Born out of discussions from the two along with other members of UT’s Wellness committee, they’ve found that students may use energy drinks for a number of reasons—to improve concentration or to combat fatigue, for example. But what really interested Curry and Stasio were students’ perceptions that mixing energy drinks with alcohol lessened the effects of intoxication and made it safer to drink more.

“Clearly the goal of mixing the two is that they want to stay up and party more,” said Curry, associate director of the nursing department. “Caffeine can mask the effects of alcohol but it doesn’t mitigate them. There are still two elements affecting the body.”

Curry and Stasio launched a study in the fall of 2007, “The Effect of Energy Drinks Alone and with Alcohol on Neuropsychological Functioning,” which they completed in the spring of 2008 and published the results this July in Human Psychopharmacology: Clinical and Experimental.

In the study, 27 UT students, all over 21 years old, were randomly assigned to three groups: one received an energy drink alone, the second got a pre-mixed energy drink plus alcohol and the third group received a placebo of Diet 7Up with grenadine and lime flavoring.

Stasio, an assistant professor of psychology, did pre- and post-test administrations of the Repeatable Battery for the Assessment of Neuropsychological Status (RBANS), which is a general measure of cognitive performance. Through a question-and-answer conversation, the RBANS measures several aspects of cognition, including attention, memory, visual spatial relationships and language.

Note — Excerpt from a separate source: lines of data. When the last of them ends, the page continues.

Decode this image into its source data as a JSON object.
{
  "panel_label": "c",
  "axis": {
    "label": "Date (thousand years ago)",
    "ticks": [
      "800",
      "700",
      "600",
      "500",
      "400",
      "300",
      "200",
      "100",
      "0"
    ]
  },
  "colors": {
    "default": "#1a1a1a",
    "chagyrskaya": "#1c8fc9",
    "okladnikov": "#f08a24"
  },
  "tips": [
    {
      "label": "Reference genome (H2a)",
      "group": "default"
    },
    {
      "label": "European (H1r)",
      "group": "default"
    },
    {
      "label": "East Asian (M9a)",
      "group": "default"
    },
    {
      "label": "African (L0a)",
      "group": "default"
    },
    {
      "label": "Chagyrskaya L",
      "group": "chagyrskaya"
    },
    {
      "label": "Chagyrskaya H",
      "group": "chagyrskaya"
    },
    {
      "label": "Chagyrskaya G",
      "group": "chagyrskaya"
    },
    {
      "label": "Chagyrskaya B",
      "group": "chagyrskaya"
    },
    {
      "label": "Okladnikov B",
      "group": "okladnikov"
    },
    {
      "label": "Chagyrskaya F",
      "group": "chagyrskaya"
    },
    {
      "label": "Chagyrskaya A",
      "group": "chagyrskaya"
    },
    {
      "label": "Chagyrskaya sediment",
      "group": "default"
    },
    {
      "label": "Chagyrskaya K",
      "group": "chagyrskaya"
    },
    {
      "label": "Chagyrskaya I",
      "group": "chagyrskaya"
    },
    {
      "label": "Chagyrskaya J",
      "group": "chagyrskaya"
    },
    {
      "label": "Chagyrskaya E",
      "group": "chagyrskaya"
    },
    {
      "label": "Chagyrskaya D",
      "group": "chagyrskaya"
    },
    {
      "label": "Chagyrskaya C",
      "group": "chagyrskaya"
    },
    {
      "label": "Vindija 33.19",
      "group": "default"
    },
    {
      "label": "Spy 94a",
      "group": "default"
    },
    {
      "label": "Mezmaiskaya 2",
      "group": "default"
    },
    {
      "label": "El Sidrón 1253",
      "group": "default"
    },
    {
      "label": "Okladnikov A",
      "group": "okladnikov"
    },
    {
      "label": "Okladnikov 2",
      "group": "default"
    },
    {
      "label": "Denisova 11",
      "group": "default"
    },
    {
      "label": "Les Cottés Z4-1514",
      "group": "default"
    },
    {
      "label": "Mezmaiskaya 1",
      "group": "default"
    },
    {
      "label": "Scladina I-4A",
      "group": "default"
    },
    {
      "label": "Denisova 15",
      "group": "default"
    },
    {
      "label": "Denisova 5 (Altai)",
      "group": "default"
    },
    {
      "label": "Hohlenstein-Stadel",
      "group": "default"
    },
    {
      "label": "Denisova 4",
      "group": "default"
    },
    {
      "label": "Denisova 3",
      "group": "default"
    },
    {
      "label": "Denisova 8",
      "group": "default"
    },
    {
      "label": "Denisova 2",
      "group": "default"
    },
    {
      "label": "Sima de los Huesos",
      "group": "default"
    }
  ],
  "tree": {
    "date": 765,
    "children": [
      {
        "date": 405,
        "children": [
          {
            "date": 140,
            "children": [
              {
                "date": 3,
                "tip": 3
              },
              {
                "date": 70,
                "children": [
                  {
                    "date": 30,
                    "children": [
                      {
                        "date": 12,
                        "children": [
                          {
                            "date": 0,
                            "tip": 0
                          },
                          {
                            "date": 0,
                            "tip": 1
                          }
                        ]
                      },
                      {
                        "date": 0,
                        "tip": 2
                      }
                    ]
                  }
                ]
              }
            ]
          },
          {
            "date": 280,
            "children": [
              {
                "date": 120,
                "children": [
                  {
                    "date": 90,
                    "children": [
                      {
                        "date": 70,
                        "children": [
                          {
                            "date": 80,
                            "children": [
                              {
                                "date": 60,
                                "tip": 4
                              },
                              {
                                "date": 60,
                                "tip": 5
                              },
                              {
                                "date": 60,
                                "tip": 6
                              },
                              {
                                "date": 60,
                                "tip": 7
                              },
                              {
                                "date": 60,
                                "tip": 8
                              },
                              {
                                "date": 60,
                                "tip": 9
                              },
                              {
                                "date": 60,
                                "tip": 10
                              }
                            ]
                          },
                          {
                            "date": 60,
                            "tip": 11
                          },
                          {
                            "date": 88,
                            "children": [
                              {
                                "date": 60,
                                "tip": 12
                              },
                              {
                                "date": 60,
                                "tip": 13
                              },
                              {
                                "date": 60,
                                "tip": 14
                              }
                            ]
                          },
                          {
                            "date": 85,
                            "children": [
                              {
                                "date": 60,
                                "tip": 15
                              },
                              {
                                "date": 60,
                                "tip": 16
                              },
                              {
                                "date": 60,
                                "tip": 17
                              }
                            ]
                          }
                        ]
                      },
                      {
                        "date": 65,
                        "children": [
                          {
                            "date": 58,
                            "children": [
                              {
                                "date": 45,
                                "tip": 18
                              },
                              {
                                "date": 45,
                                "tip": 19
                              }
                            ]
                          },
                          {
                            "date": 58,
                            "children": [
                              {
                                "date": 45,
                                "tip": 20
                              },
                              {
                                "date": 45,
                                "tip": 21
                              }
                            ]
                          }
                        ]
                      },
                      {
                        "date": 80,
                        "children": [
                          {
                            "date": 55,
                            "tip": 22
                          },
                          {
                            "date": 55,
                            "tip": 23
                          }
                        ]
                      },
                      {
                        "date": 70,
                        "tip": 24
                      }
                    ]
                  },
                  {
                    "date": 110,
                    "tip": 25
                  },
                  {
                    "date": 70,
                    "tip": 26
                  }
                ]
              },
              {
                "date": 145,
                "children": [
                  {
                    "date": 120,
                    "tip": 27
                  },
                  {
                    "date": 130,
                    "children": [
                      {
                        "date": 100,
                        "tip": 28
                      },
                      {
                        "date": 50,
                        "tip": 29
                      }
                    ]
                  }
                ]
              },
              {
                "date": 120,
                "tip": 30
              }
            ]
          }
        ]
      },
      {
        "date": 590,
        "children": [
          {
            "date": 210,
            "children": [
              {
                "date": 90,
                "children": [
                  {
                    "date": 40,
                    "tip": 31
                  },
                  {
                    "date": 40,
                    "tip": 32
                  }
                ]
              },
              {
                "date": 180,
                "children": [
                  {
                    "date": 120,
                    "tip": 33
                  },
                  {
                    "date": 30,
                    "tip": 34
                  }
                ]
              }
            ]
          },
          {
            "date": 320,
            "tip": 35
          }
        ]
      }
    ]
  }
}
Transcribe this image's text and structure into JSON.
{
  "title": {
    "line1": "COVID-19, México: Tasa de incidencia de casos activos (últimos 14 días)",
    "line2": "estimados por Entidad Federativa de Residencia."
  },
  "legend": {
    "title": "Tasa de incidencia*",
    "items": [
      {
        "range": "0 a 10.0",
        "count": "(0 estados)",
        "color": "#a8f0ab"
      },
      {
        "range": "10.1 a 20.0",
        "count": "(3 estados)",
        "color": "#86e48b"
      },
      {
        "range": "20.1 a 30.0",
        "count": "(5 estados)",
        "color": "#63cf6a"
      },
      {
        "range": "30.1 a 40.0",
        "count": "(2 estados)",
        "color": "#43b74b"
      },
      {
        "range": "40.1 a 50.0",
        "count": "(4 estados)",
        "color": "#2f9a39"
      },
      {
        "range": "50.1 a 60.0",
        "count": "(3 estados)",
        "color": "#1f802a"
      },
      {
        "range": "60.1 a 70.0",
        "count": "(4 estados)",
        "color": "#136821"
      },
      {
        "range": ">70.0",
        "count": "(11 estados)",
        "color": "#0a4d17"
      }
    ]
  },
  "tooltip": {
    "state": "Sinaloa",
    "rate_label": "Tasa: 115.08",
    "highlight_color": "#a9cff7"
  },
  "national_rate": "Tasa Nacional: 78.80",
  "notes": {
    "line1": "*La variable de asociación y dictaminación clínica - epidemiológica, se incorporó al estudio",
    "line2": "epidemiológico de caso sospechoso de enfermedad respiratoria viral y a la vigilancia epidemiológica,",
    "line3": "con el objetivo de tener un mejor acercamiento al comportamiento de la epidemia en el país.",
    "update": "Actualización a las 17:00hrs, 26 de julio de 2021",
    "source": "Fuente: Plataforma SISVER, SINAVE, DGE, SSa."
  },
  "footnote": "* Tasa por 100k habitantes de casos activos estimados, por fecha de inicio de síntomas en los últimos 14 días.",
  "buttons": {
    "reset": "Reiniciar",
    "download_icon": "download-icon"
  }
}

The test was originally developed as a screen for adult dementia, but Stasio said its sensitivity to mild impairment made it a good choice for this type of study.

“The general finding was that people who had energy drinks plus alcohol had a significantly lower RBANS total score than the control group. Specifically, their visual spatial relationships and language performance scores were impaired,” Stasio said. “The spatial impairment suggests that if you have alcohol and mix in an energy drink, activities like driving remain risky. In other words, Mixing Red Bull and vodka won’t make you sober.”

Recently, some beverage manufacturers have created pre-mixed energy drinks containing alcohol. These products appear very similar to other energy drinks, but they contain from 6 percent to 12 percent alcohol. Not all consumers may know what they are getting.

“We have to teach people to really evaluate the products they are buying,” Curry said.

With names like Monster, Amp, Rock Star and No Fear, Curry said, “Regular energy drinks are carefully marketed and targeted for young adults.” She said that it is estimated 34 percent of 18 to 24 year olds report regular consumption compared with only three percent of those 65 and older reporting any consumption at all.

The products, which contain caffeine among other ingredients like guarana and ginseng, first appeared in Europe and Asia in the 1960s. Red Bull first crossed to the U.S. in the late 1960s and early 1970s, transforming into a global brand in the 1980s.

“Energy drinks may seem like just another supplement product, but that may depend on how you use them,” Stasio said, adding that “regular use at night as a concentration or study aid might lead to sleep problems, especially among students who are sensitive to caffeine or who have anxiety problems. And sleep disturbances have been linked to other problems, such as depressed mood. Energy drinks may have lots of active ingredients besides caffeine, and we don’t know enough yet about why and how students use them or the possible risks involved.”